Town of Rhenish Prussia, twenty-three miles northwest of Coblenz, on the river Ahr. It is mentioned in the year 1248 as containing a Jewish colony. In 1255 and 1262 a number of Jews of Ahrweiler acquired property at Cologne; some of them are referred to as living at Bacharach at the beginning of the fourteenth century. Wolfram, archbishop of Cologne in 1335, ordered the same measures to be applied to the Jews of Ahrweiler, in regulating the meat trade, as were already in force among the Jews of Bonn. The community suffered greatly from the persecutions which broke out in the Rhine districts in 1348, during the prevalence of the black death, and in the archbishopric of Cologne alone no less than forty-four communities were annihilated. At the beginning of the fifteenth centuryAhrweiler was attacked by the soldiery of Brabant and Holland, and the Jewish community barely escaped destruction. Of its rabbis, a certain Isaac of Ahrweiler addressed ritual questions to Jacob Mölin of Worms (d. 1427), and wrote a commentary on the Pentateuch. In Ahrweiler was also Rabbi Issachar, whose daughter Frommet, that wife of Rabbi Samuel ben Moses, was so learned that she copied Samuel Schlettstadt's "ḳiẓẓur Mordecai," in 1454, for her husband. The manuscript is now in the Bibliothèque Nationale in Paris. In the "Judenschreinsbuch der Laurenzpfarre" of Cologne there are mentioned as coming from Ahrweiler: Joseph and his wife, Richa, 1248-55; Gumpert, son of the preceding, 1270-75; Saul and his wife, Reggelin, 1318-26; Joseph and his wife, Genanna, 1291-1336. In the Palatinate records are to be found in addition: Simon, son of Vifanz (= Ḥayyim), 1346; Hanne (in Bacharach), 1367, widow of the preceding; to which may be added Baruch ben Simon, physician, poet, and glossarist (flourished in the fifteenth century). Ḥayyim Treves, son of Johanan Treves who wrote a commentary upon the Maḥzor and who succeeded Ruben Fulda in the rabbinate of Cologne, died at Ahrweiler in 1598. His son-in-law, Isaac ben Ḥayyim, also lived there. During the seventeenth century (1641 et seq.) we find the name of Herz Ahrweiler as one of the "Rabbinatsassessoren" at Frankfort-on-the-Main. His son Mattithiah Ahrweiler became rabbi of Heidelberg in 1708. The family name Ahrweiler occurs also at Prague and Worms. After this every trace of the community disappears.

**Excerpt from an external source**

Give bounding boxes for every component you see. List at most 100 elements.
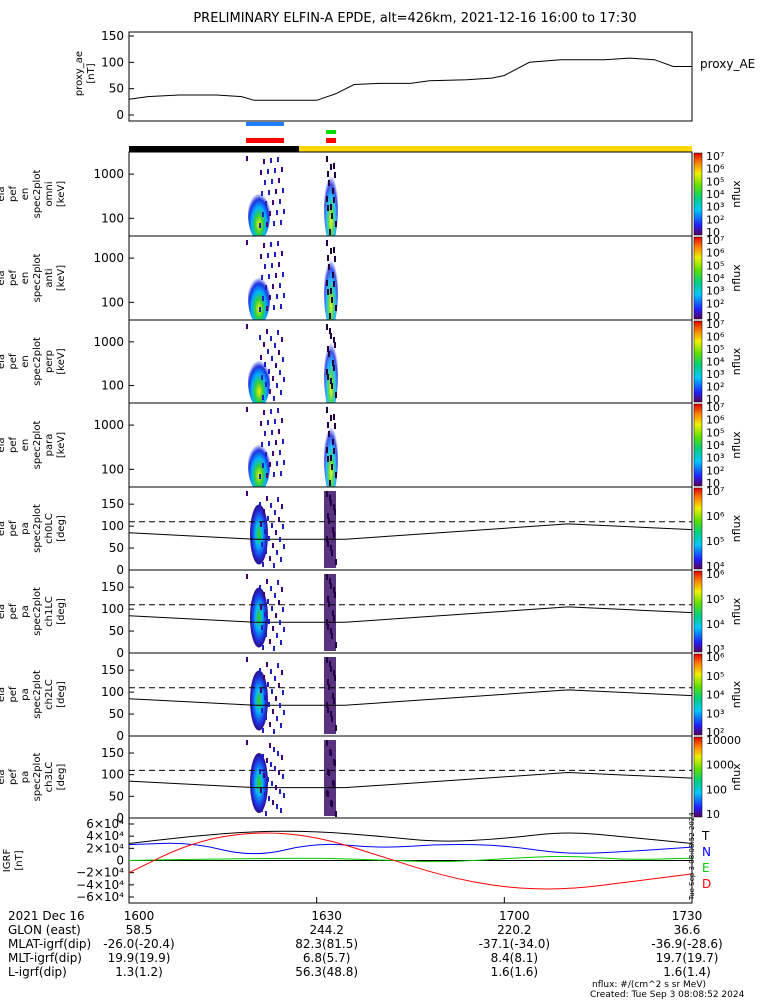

The present Jewish community dates from the middle of the nineteenth century. In 1899 there were eighty-two Jewish families there. The new synagogue was built in 1895.
- Das Judenschreinsbuch der Laurenzpfarre zu Köln, ed. Stern and Hoeniger, p. 188;
- Das Martyrologium des Nürnberger Memorbuches, ed. Salfeld, pp. 273, 287;
- Löwenstein, Gesch. d. Juden in d. Kurpfalz, p. 157.